SUIVI ET RÉSOLUTION DE PROBLÈME
ÉVOLUTION AU COURS DE LA PREMIÈRE ANNÉE
À l’âge de 4 mois AC, la situation est identique. L’hyperexcitabilité perturbe gravement la vie familiale. Pour cette raison, et à titre purement symptomatique, du phénobarbital à la dose de 5mg/kg/24h est prescrit.
À l’âge de 4 mois ½ AC, soit 2 semaines plus tard, l’effet du phénobarbital est nettement favorable ; l’enfant est plus calme et la famille plus reposée. La croissance céphalique ralentit. En effet, jusqu’à 2 mois ½ AC, le PC était resté sur le 75e percentile ; aujourd’hui 2 mois plus tard, le PC à 41,5cm se situe entre le 2e et le 9e percentile, avec bourrelets des sutures. L’examen neurologique est inchangé. La mimique faciale est très pauvre, mais on remarque des mouvements incessants de protrusion de la langue. Le contrôle de la tête n’est pas acquis. On observe un strabisme convergent bilatéral et la poursuite visuelle reste difficile à obtenir. Un examen ophtalmologique est demandé.

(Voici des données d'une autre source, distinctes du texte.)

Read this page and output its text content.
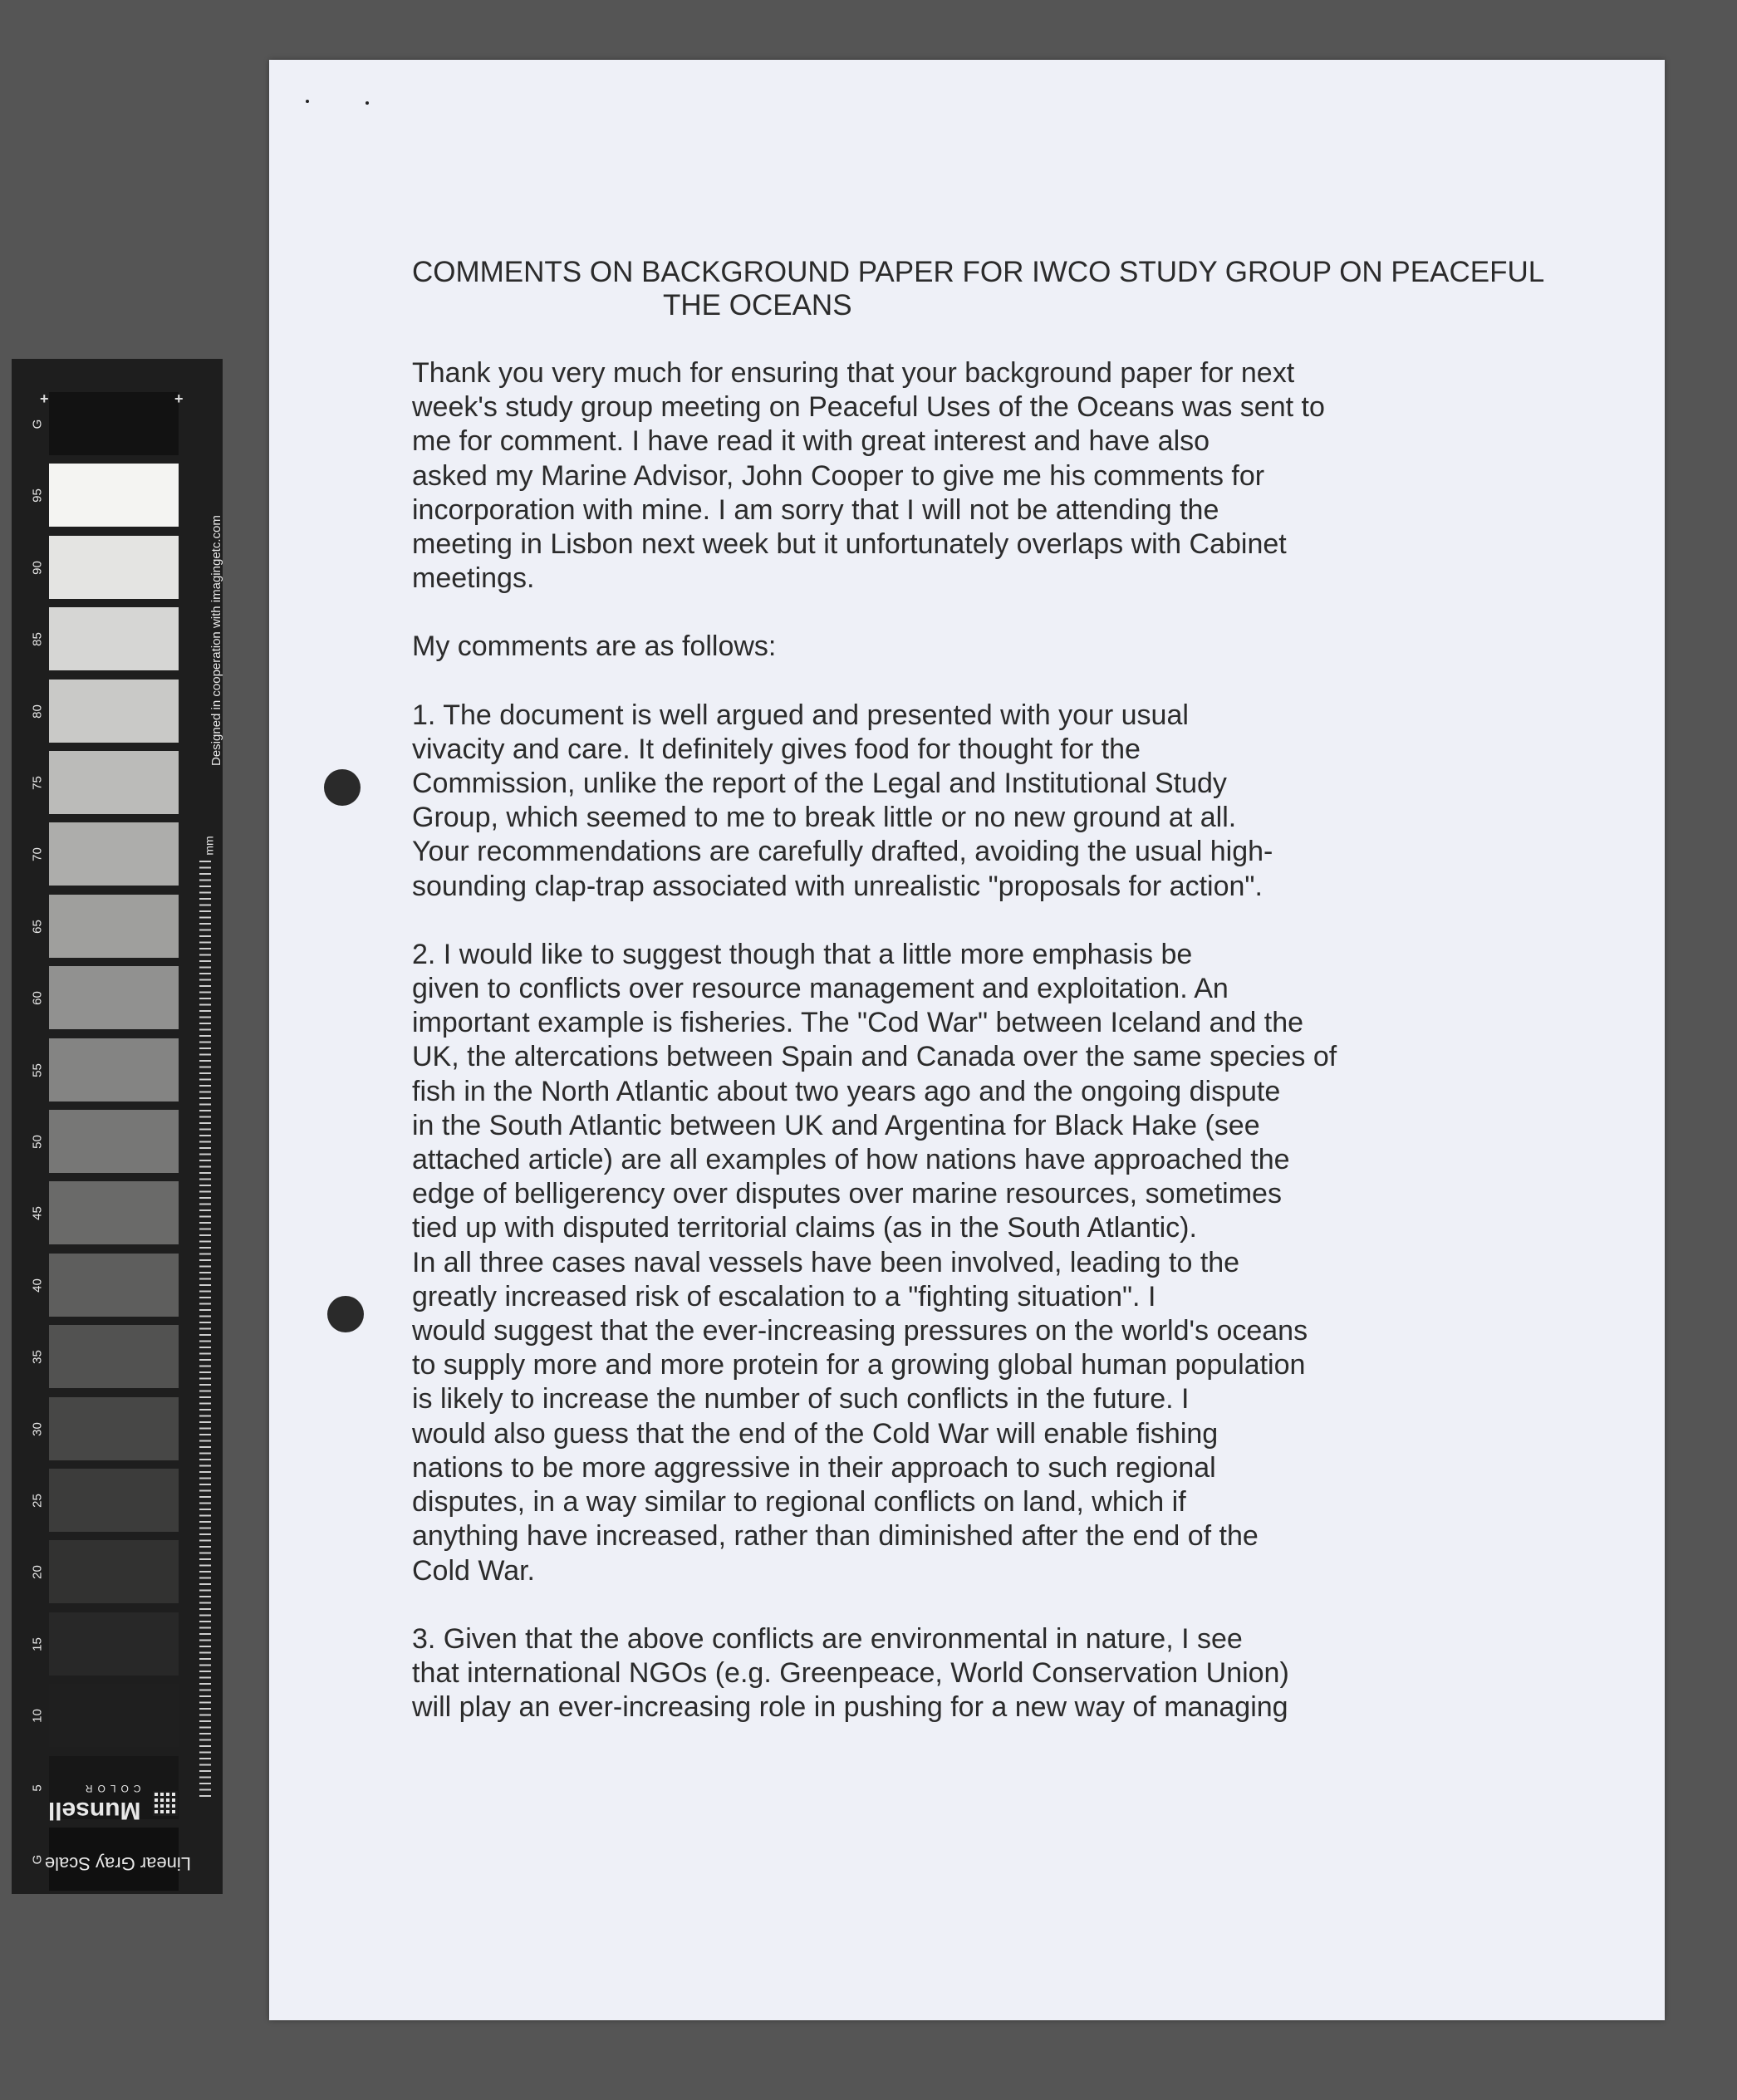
G
95
90
85
80
75
70
65
60
55
50
45
40
35
30
25
20
15
10
5
G
+	+
Designed in cooperation with imagingetc.com
mm
Linear Gray Scale
Munsell
COLOR
COMMENTS ON BACKGROUND PAPER FOR IWCO STUDY GROUP ON PEACEFUL
THE OCEANS

Thank you very much for ensuring that your background paper for next
week's study group meeting on Peaceful Uses of the Oceans was sent to
me for comment. I have read it with great interest and have also
asked my Marine Advisor, John Cooper to give me his comments for
incorporation with mine. I am sorry that I will not be attending the
meeting in Lisbon next week but it unfortunately overlaps with Cabinet
meetings.

My comments are as follows:

1. The document is well argued and presented with your usual
vivacity and care. It definitely gives food for thought for the
Commission, unlike the report of the Legal and Institutional Study
Group, which seemed to me to break little or no new ground at all.
Your recommendations are carefully drafted, avoiding the usual high-
sounding clap-trap associated with unrealistic "proposals for action".

2. I would like to suggest though that a little more emphasis be
given to conflicts over resource management and exploitation. An
important example is fisheries. The "Cod War" between Iceland and the
UK, the altercations between Spain and Canada over the same species of
fish in the North Atlantic about two years ago and the ongoing dispute
in the South Atlantic between UK and Argentina for Black Hake (see
attached article) are all examples of how nations have approached the
edge of belligerency over disputes over marine resources, sometimes
tied up with disputed territorial claims (as in the South Atlantic).
In all three cases naval vessels have been involved, leading to the
greatly increased risk of escalation to a "fighting situation". I
would suggest that the ever-increasing pressures on the world's oceans
to supply more and more protein for a growing global human population
is likely to increase the number of such conflicts in the future. I
would also guess that the end of the Cold War will enable fishing
nations to be more aggressive in their approach to such regional
disputes, in a way similar to regional conflicts on land, which if
anything have increased, rather than diminished after the end of the
Cold War.

3. Given that the above conflicts are environmental in nature, I see
that international NGOs (e.g. Greenpeace, World Conservation Union)
will play an ever-increasing role in pushing for a new way of managing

À l’âge de 6 mois AC, les signes de spasticité au niveau des membres inférieurs (MI) deviennent évidents: les mollets sont globuleux, durs. On n’observe aucun relâchement du tonus passif. Les réflexes ostéotendineux (ROT) sont très vifs et un stretch tonique est perçu à la dorsiflexion rapide des deux pieds. Une IRM cérébrale est demandée.